Le lac était l’objet d’une folle animation. Sa croûte d’un noir épais et luisant se fissurait par moment, dessinant des stries d’un rouge vif et d’un jaune lumineux. Ces sillons sinueux se rejoignaient pour créer un réseau de mailles incandescentes sur des centaines de mètres, puis disparaissaient subitement pour être recouverts à nouveau par la surface refroidie…

Un curieux courant déportait cette masse bouillonnante sur les côtés accidentés du lac. Dans cet amas de plis jaillissaient par surprise des fontaines de magma, provoquées par des remontées de gaz. Après s’être éparpillées dans tous les sens, les éclaboussures retombaient lentement pour former des taches lumineuses sur la nappe de carbone. Même le plus beau des feux d’artifice ne pouvait rivaliser avec cette symphonie de matières incandescentes…

Ils survolèrent ainsi plusieurs lacs de lave, aussi somptueux les uns que les autres, puis ils quittèrent la chaîne volcanique pour pénétrer dans l’immense vallée qui s’ouvrait devant eux, ce qui les rassura enfin.

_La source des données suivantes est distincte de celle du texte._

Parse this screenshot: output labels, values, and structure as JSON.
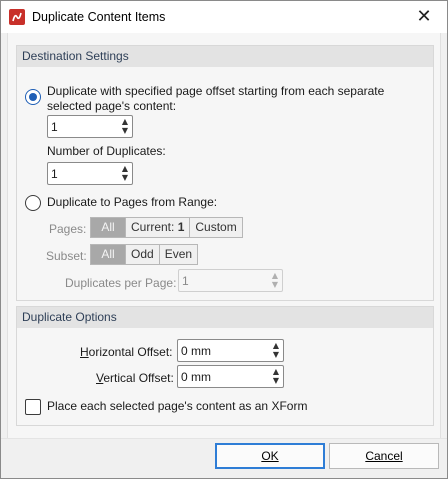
{
  "window": {
    "title": "Duplicate Content Items"
  },
  "destination": {
    "header": "Destination Settings",
    "option1_line1": "Duplicate with specified page offset starting from each separate",
    "option1_line2": "selected page's content:",
    "offset_value": "1",
    "num_duplicates_label": "Number of Duplicates:",
    "num_duplicates_value": "1",
    "option2_label": "Duplicate to Pages from Range:",
    "pages_label": "Pages:",
    "pages_segments": [
      "All",
      "Current: ",
      "Custom"
    ],
    "pages_current_num": "1",
    "subset_label": "Subset:",
    "subset_segments": [
      "All",
      "Odd",
      "Even"
    ],
    "dup_per_page_label": "Duplicates per Page:",
    "dup_per_page_value": "1"
  },
  "options": {
    "header": "Duplicate Options",
    "h_offset_label": "Horizontal Offset:",
    "h_offset_value": "0 mm",
    "v_offset_label": "Vertical Offset:",
    "v_offset_value": "0 mm",
    "xform_label": "Place each selected page's content as an XForm"
  },
  "buttons": {
    "ok": "OK",
    "cancel": "Cancel"
  },
  "colors": {
    "accent": "#1f5fb6",
    "brand": "#c8302a",
    "header_text": "#2e3f57"
  }
}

Le vrombissement régulier des deux puissants moteurs résonnait à l’intérieur de l’avion. Bercés par ce bruit monotone et légèrement assourdissant, les jeunes passagers épuisés s’endormirent très vite. Pendant que CAR7C les conduisait au cœur de l’Afrique, seuls les serviteurs du peuple et Pierre Valorie restaient éveillés… Le directeur des « Iris » se retourna vers ses pensionnaires et se demanda, une fois encore, vers quelles aventures il emmenait sa petite troupe. L’inquiétude le gagna quand il eut le sentiment de s’enfoncer dans un cycle infernal qui ne prendrait jamais fin. Il était incapable d’imaginer leur avenir… ou alors, s’il osait se le représenter, il lui semblait si sombre qu’il préférait arrêter tout de suite d’y penser. Était-ce un affreux cauchemar ? Pierre Valorie se pinça la main pour en sortir, mais la douleur lui confirma qu’il était bien dans la réalité !

 

*

 

Le comité des sages accueillit la nouvelle avec joie ! Serge Morille venait de leur annoncer que Mattéo Torino avait réussi à rejoindre Thalie…

— Je vais lui laisser le plaisir de vous raconter comment cela s’est passé ! dit-il aux sages, depuis le QG400105, après avoir terminé d’exposer brièvement la situation.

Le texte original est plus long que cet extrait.